The policy of reduced spending was initially tested in the 1990s as part of the World Bank-sponsored District Primary Education Programme in 18 states, covering almost half of India’s districts. From 2000 onwards, these dilutions and distortions were repackaged and ‘marketed’ under a new label called Sarva Shiksha Abhiyan (SSA). The failure of SSA to provide elementary education (Class I-VIII) to India’s 20 crore children in the 6-14 year age group by the target year of 2010 meant that policymakers rephrased SSA goals downwards and did not undertake a causal analysis to rectify it.
A multi-layered school system designed to exacerbate discrimination ensued; para-teachers to replace qualified, trained and properly paid teachers; school vouchers — an idea pushed by the economist Milton Friedman; public private partnership (PPP) for shifting public funds to private capital, NGOs and religious bodies; tax exemptions and subsidies (including land) to profit-seeking institutions; supporting commercialisation through student ‘loans’; handing over policymaking to corporates; and a cynically orchestrated media campaign buttressed by internationally funded high-profile NGOs to destroy the credibility of the public-funded education system.
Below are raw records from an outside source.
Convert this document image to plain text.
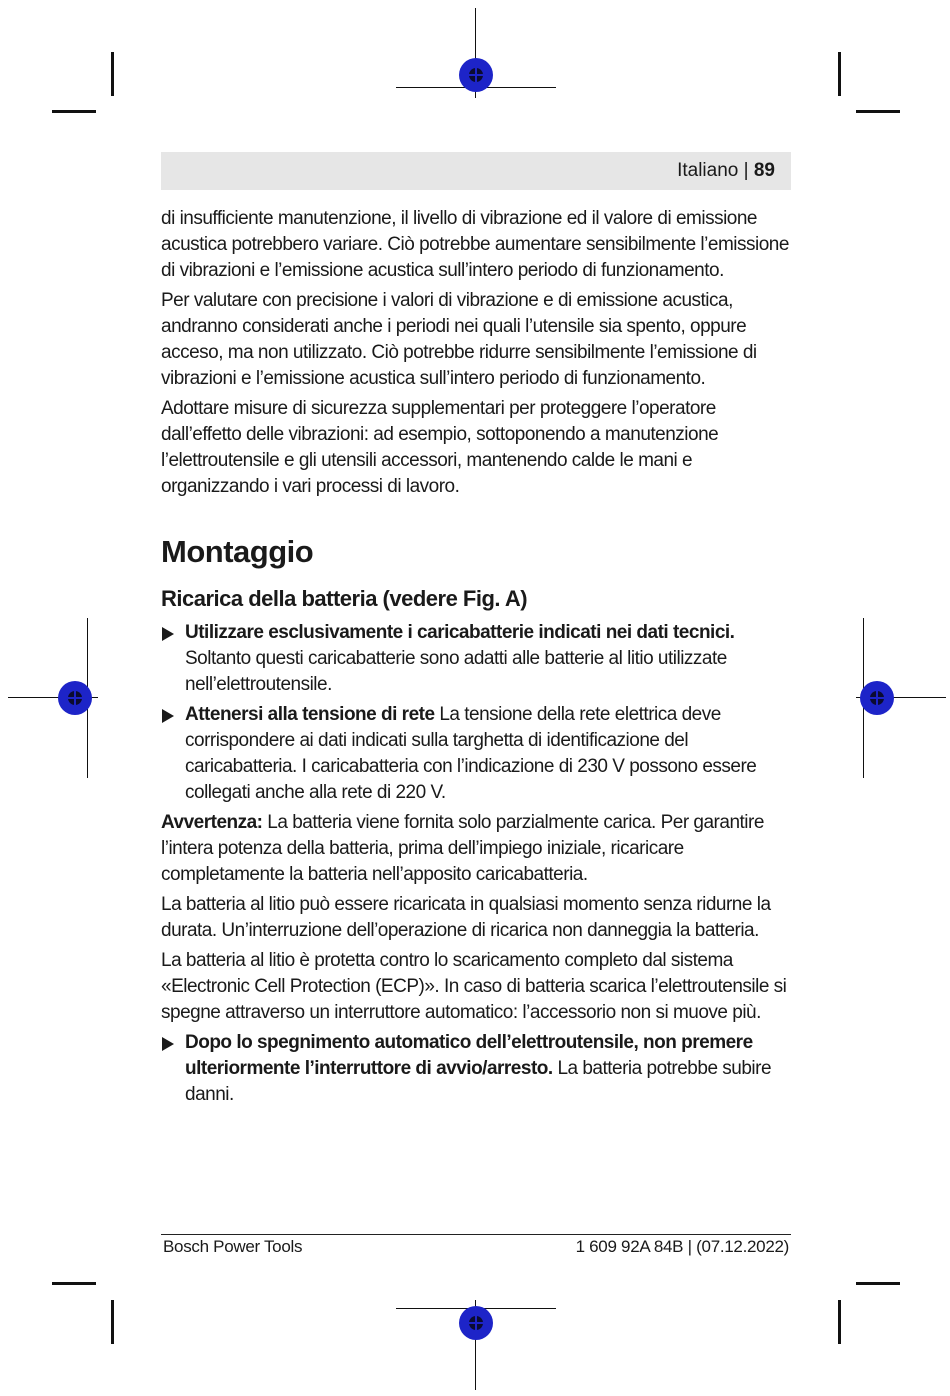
Italiano | 89

di insufficiente manutenzione, il livello di vibrazione ed il valore di emissione acustica potrebbero variare. Ciò potrebbe aumentare sensibilmente l’emissione di vibrazioni e l’emissione acustica sull’intero periodo di funzionamento.

Per valutare con precisione i valori di vibrazione e di emissione acustica, andranno considerati anche i periodi nei quali l’utensile sia spento, oppure acceso, ma non utilizzato. Ciò potrebbe ridurre sensibilmente l’emissione di vibrazioni e l’emissione acustica sull’intero periodo di funzionamento.

Adottare misure di sicurezza supplementari per proteggere l’operatore dall’effetto delle vibrazioni: ad esempio, sottoponendo a manutenzione l’elettroutensile e gli utensili accessori, mantenendo calde le mani e organizzando i vari processi di lavoro.

Montaggio
Ricarica della batteria (vedere Fig. A)
Utilizzare esclusivamente i caricabatterie indicati nei dati tecnici. Soltanto questi caricabatterie sono adatti alle batterie al litio utilizzate nell’elettroutensile.
Attenersi alla tensione di rete La tensione della rete elettrica deve corrispondere ai dati indicati sulla targhetta di identificazione del caricabatteria. I caricabatteria con l’indicazione di 230 V possono essere collegati anche alla rete di 220 V.

Avvertenza: La batteria viene fornita solo parzialmente carica. Per garantire l’intera potenza della batteria, prima dell’impiego iniziale, ricaricare completamente la batteria nell’apposito caricabatteria.

La batteria al litio può essere ricaricata in qualsiasi momento senza ridurne la durata. Un’interruzione dell’operazione di ricarica non danneggia la batteria.

La batteria al litio è protetta contro lo scaricamento completo dal sistema «Electronic Cell Protection (ECP)». In caso di batteria scarica l’elettroutensile si spegne attraverso un interruttore automatico: l’accessorio non si muove più.

Dopo lo spegnimento automatico dell’elettroutensile, non premere ulteriormente l’interruttore di avvio/arresto. La batteria potrebbe subire danni.
Bosch Power Tools	1 609 92A 84B | (07.12.2022)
The steady loss of credibility prepared the ground for mushrooming of private schools by the late 1990s.
THE ABDICATION by the State of its obligation under the Constitution was camouflaged by the rhetoric of economic growth rates and the Sensex frenzy. The 86th Constitutional Amendment Act (2002) signalled probably the first neo-liberal intervention in the Constitution. The flawed Right to Education Act, 2009, deprived children of their fundamental right to free education of equitable quality. Similar attacks on higher and technical education followed. Profit became a legitimate concept. Higher education became a private good offered to the WTO-GATS (General Agreement on Trade in Services). ASSOCHAM’s estimates place the value of the Indian education market at $25 billion, which is predicted to rise to $50 billion by 2015. Tapping this market is one of the central themes of Obama’s delegation of 200 CEOs.
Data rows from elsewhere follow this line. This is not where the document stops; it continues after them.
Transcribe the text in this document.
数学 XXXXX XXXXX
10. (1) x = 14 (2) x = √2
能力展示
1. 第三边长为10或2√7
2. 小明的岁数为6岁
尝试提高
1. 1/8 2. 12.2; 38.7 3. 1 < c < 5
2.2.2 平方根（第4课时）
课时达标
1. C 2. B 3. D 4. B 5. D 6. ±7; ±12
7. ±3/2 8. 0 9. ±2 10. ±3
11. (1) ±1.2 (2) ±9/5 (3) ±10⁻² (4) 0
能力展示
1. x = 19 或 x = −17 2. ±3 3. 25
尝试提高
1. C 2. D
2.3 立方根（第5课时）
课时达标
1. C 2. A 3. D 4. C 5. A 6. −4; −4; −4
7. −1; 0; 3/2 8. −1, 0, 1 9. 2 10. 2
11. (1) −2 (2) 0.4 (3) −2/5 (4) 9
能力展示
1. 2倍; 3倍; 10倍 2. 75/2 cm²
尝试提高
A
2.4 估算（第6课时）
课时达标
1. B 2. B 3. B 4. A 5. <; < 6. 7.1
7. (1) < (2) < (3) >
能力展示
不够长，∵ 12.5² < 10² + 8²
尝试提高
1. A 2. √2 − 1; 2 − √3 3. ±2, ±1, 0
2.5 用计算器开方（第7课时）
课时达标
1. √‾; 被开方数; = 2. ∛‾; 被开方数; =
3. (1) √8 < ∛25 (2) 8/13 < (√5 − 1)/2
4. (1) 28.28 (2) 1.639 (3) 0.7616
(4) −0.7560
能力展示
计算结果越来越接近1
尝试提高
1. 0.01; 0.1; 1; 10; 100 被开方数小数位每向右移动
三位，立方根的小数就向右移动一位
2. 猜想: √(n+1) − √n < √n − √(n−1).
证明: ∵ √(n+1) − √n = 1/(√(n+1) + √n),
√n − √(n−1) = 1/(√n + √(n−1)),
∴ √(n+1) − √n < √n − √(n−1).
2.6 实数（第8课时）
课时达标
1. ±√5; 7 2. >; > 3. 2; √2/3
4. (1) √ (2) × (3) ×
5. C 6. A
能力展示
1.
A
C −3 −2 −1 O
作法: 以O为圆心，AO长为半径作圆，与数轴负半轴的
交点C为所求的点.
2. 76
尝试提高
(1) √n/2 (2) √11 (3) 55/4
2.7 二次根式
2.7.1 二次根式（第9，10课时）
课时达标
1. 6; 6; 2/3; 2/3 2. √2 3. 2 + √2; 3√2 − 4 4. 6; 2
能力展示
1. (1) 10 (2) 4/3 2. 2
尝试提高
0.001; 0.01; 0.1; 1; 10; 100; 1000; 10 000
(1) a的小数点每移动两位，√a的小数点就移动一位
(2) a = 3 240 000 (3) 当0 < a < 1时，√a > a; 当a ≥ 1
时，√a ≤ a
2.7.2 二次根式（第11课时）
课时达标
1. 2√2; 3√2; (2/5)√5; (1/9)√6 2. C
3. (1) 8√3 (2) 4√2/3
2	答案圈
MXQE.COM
Hopefully, Obama and Manmohan Singh will discuss Gandhi’s Hind Swaraj, rather than sign market oriented agreements
Four higher education Bills are waiting in Parliament to enable foreign universities to invest in our higher education. Another half-a-dozen in the same vein are in the offing. The systematic withdrawal of State funding from higher education in advanced economies, especially the US, has compelled their colleges and universities to fend for themselves. Earlier this year, there were protests in 10 US campuses in over 30 states against tuition fee hikes and funding cuts. The Bills in Parliament will bail out these fund-starved American institutions. This also implies a major distortion of goals, direction and knowledge content in our higher education, which would be dictated by market needs, rather than people’s aspirations.
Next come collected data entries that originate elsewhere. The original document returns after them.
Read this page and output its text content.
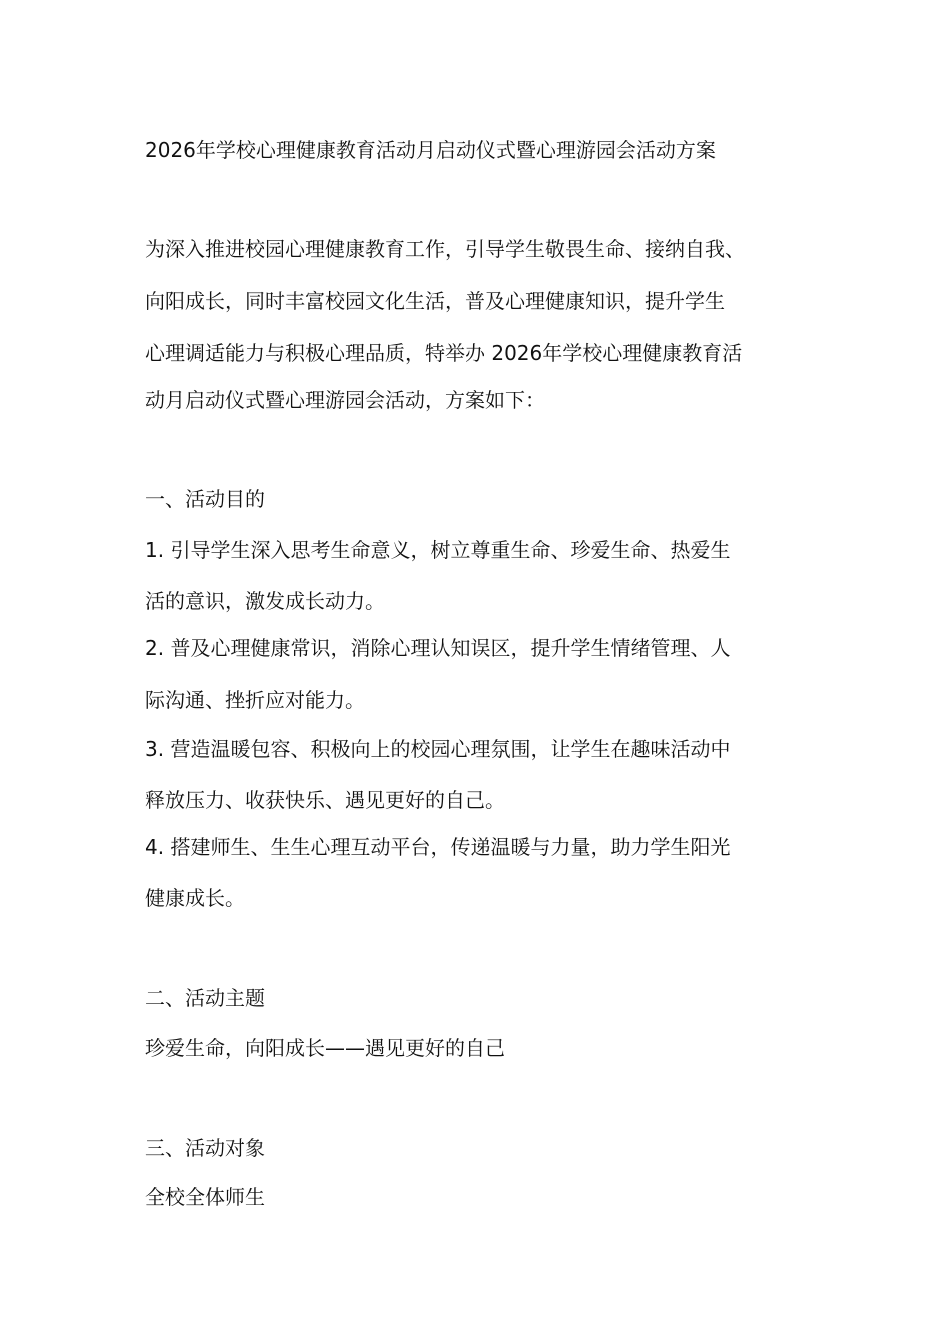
2026年学校心理健康教育活动月启动仪式暨心理游园会活动方案
为深入推进校园心理健康教育工作，引导学生敬畏生命、接纳自我、
向阳成长，同时丰富校园文化生活，普及心理健康知识，提升学生
心理调适能力与积极心理品质，特举办 2026年学校心理健康教育活
动月启动仪式暨心理游园会活动，方案如下：
一、活动目的
1. 引导学生深入思考生命意义，树立尊重生命、珍爱生命、热爱生
活的意识，激发成长动力。
2. 普及心理健康常识，消除心理认知误区，提升学生情绪管理、人
际沟通、挫折应对能力。
3. 营造温暖包容、积极向上的校园心理氛围，让学生在趣味活动中
释放压力、收获快乐、遇见更好的自己。
4. 搭建师生、生生心理互动平台，传递温暖与力量，助力学生阳光
健康成长。
二、活动主题
珍爱生命，向阳成长——遇见更好的自己
三、活动对象
全校全体师生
India has compromised itself by becoming a major global provider of low-cost skilled but subservient ‘foot soldiers’. To be sure, this workforce includes academics such as nuclear scientists, bio-technologists, information technology specialists, economists, political scientists and linguists. These ‘foot soldiers’ reinforce the subjugation, hegemony and greed of global capital. This is why education was envisaged by Mahatma Gandhi as a civilisational question, rather than a utilitarian tool.
Hopefully, President Obama and Prime Minister Manmohan Singh will hold consultations on Gandhi’s historic Hind Swaraj (1908), rather than signing market-oriented agreements and laying a ritual floral wreath at Rajghat!